Novos medicamentos injetáveis, desenvolvidos com o mesmo princípio ativo do Ozempic, ampliam as opções terapêuticas no país e devem contribuir para o abastecimento do mercado nacional.
A Agência Nacional de Vigilância Sanitária (Anvisa) aprovou, nesta quarta-feira (29), o registro de cinco novos medicamentos injetáveis à base de semaglutida, princípio ativo utilizado no tratamento do diabetes mellitus tipo 2 e da obesidade. A medida amplia o número de alternativas terapêuticas disponíveis no Brasil e faz parte da estratégia do órgão para acelerar a análise de medicamentos considerados prioritários para o Sistema de Saúde.

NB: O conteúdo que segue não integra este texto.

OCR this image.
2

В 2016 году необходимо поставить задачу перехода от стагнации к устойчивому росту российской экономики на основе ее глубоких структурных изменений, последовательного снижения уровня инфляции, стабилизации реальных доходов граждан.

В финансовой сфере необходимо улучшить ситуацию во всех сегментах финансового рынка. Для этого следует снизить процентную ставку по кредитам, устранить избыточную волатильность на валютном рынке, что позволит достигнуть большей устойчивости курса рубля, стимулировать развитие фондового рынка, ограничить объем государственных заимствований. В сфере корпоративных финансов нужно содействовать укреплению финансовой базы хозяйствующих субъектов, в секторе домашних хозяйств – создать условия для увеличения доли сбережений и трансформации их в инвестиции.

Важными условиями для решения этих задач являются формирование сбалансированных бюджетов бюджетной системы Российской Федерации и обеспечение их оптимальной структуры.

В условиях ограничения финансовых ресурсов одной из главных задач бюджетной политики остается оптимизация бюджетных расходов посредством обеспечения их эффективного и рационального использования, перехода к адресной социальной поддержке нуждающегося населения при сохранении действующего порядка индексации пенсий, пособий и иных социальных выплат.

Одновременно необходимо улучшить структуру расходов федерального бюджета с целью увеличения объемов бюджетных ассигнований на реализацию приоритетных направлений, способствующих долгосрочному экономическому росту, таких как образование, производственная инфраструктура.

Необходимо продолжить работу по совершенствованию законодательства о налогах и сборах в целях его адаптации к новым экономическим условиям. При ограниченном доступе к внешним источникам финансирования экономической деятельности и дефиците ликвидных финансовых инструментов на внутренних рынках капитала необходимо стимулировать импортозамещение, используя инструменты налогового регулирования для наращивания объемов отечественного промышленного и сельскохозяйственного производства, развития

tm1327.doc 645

As autorizações foram publicadas no Diário Oficial da União (DOU) e contemplam os seguintes produtos:
Orsema, da Ranbaxy;
Owozy, da Ávita Care;
Seemasun, da Sun Pharma;
Semavy, da Cosmed;
Zempneo, da Brainfarma.
De acordo com a Anvisa, os novos medicamentos foram registrados por comparação com o Ozempic, produto de referência à base de semaglutida, e são indicados para o tratamento de adultos com diabetes tipo 2 que não conseguem controlar adequadamente a doença.
Além do controle glicêmico, os medicamentos também poderão ser utilizados como complemento à dieta e à prática de exercícios físicos, especialmente em situações em que o uso da metformina seja contraindicado ou não seja tolerado pelo paciente.
Segundo a agência, os registros foram concedidos na categoria de "medicamento novo (novo Ingrediente Farmacêutico Ativo – IFA – análogo)", utilizando a modalidade regulatória de desenvolvimento abreviado. Esse procedimento permite aproveitar parte das evidências científicas já existentes para princípios ativos conhecidos, desde que as empresas demonstrem a qualidade, a segurança e a eficácia de seus produtos.
Todos os medicamentos aprovados serão comercializados na forma de solução injetável para aplicação subcutânea, acompanhados de caneta aplicadora e agulhas.
Prioridade para ampliar a oferta
A aprovação dos novos medicamentos faz parte de um esforço da Anvisa para reduzir o tempo de análise de pedidos relacionados a medicamentos à base de semaglutida e liraglutida. Em agosto do ano passado, a agência passou a dar prioridade a esses processos após solicitação do Ministério da Saúde, diante da crescente demanda e da necessidade de ampliar o abastecimento do mercado brasileiro.
Na ocasião, foi publicado um edital de chamamento para acelerar a avaliação dos pedidos de registro. Paralelamente, a Anvisa implementou um plano de ação com 125 iniciativas voltadas à redução das filas de análise de medicamentos.
Segundo o órgão, essa estratégia já apresenta resultados. Dos 24 medicamentos sintéticos e biológicos incluídos no edital, 11 já tiveram a análise concluída, resultando na aprovação de seis medicamentos até o momento.
Processo rigoroso de avaliação
A Anvisa destaca que a aprovação dos novos produtos ocorre somente após um processo técnico criterioso, que inclui avaliação de estudos clínicos, análise da documentação apresentada pelas fabricantes e inspeções nas linhas estéreis de produção para verificar o cumprimento das normas de qualidade.
A agência também atribui o aumento no número de pedidos de registro ao avanço no desenvolvimento de versões sintéticas do hormônio GLP-1, utilizado no tratamento do diabetes e da obesidade, além da expiração das patentes de alguns medicamentos, o que tem permitido a entrada de novos fabricantes no mercado brasileiro.
Com a chegada das novas canetas de semaglutida, a expectativa é ampliar a oferta de tratamentos para pacientes com diabetes tipo 2 e obesidade, aumentando a concorrência e contribuindo para melhorar o acesso a esse tipo de terapia no país.